Re: [PATCH pci] PCI: don't skip probing entire device if first fn OF node has status = "disabled"

From: Vladimir Oltean
Date: Mon May 29 2023 - 16:48:21 EST


Hi Bjorn,

On Sun, May 21, 2023 at 02:51:41PM +0300, Vladimir Oltean wrote:
> pci_scan_child_bus_extend() calls pci_scan_slot() with devfn
> (bus:device:function) being a multiple of 8, i.e. for each unique
> device.
>
> pci_scan_slot() has logic to say that if the function 0 of a device is
> absent, the entire device is absent and we can skip the other functions
> entirely. Traditionally, this has meant that pci_bus_read_dev_vendor_id()
> returns an error code for that function.
>
> However, since the blamed commit, there is an extra confounding
> condition: function 0 of the device exists and has a valid vendor id,
> but it is disabled in the device tree. In that case, pci_scan_slot()
> would incorrectly skip the entire device instead of just that function.
>
> Such is the case with the NXP LS1028A SoC, which has an ECAM
> for embedded Ethernet (see pcie@1f0000000 in
> arm64/boot/dts/freescale/fsl-ls1028a.dtsi).
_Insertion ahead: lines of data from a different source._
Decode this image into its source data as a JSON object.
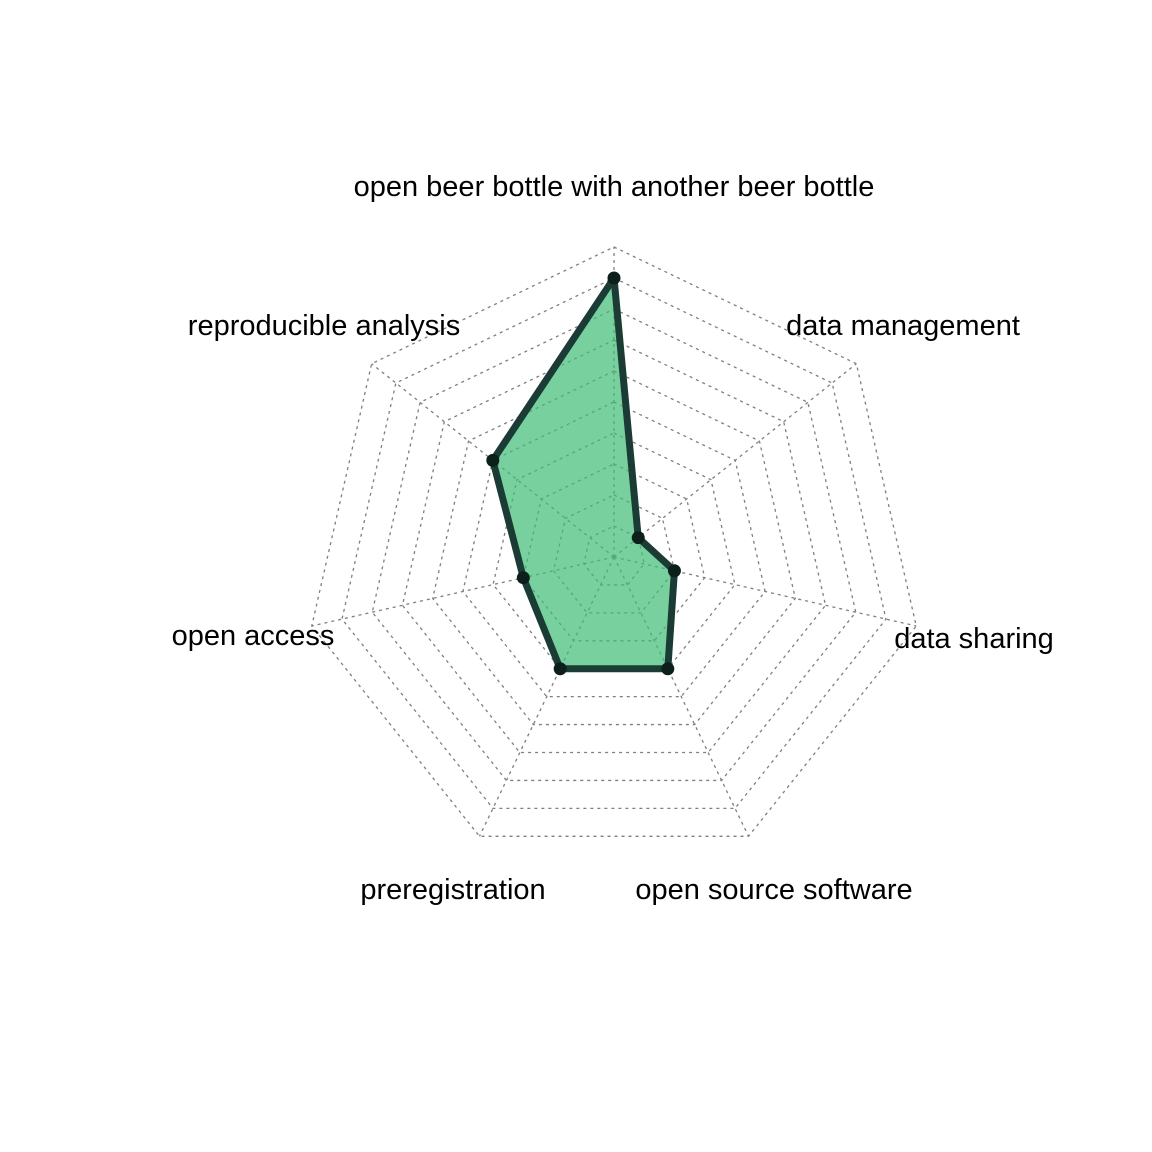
{
  "chart_data": {
    "type": "radar",
    "title": "",
    "axes": [
      "open beer bottle with another beer bottle",
      "data management",
      "data sharing",
      "open source software",
      "preregistration",
      "open access",
      "reproducible analysis"
    ],
    "series": [
      {
        "values": [
          9,
          1,
          2,
          4,
          4,
          3,
          5
        ]
      }
    ],
    "range": [
      0,
      10
    ],
    "grid_levels": 10,
    "grid": true,
    "grid_style": "dotted",
    "colors": {
      "fill": "#3dbc73",
      "fill_opacity": 0.7,
      "line": "#1b3b35",
      "grid": "#7f7f7f"
    }
  }
}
Each Ethernet port
> represents a function within the ENETC ECAM, with function 0 going
> to ENETC Ethernet port 0, connected to SERDES port 0 (SGMII or USXGMII).
>
> When using a SERDES protocol such as 0x9999, all 4 SERDES lanes go to
> the Ethernet switch (function 5 on this ECAM) and none go to ENETC
> port 0. So, ENETC port 0 needs to have status = "disabled", and embedded
> Ethernet takes place just through the other functions (fn 2 is the DSA
> master, fn 3 is the MDIO controller, fn 5 is the DSA switch etc).
> Contrast this with other SERDES protocols like 0x85bb, where the switch
> takes up a single SERDES lane and uses the QSGMII protocol - so ENETC
> port 0 also gets access to a SERDES lane.
>
> Therefore, here, function 0 being unused has nothing to do with the
> entire PCI device being unused.
>
> Add a "bool present_but_skipped" which is propagated from the caller
> of pci_set_of_node() all the way to pci_scan_slot(), so that it can
> distinguish an error reading the ECAM from a disabled device in the
> device tree.
>
> Fixes: 6fffbc7ae137 ("PCI: Honor firmware's device disabled status")
> Signed-off-by: Vladimir Oltean <vladimir.oltean@xxxxxxx>
> ---

Do you have some comments here?

Thanks,
Vladimir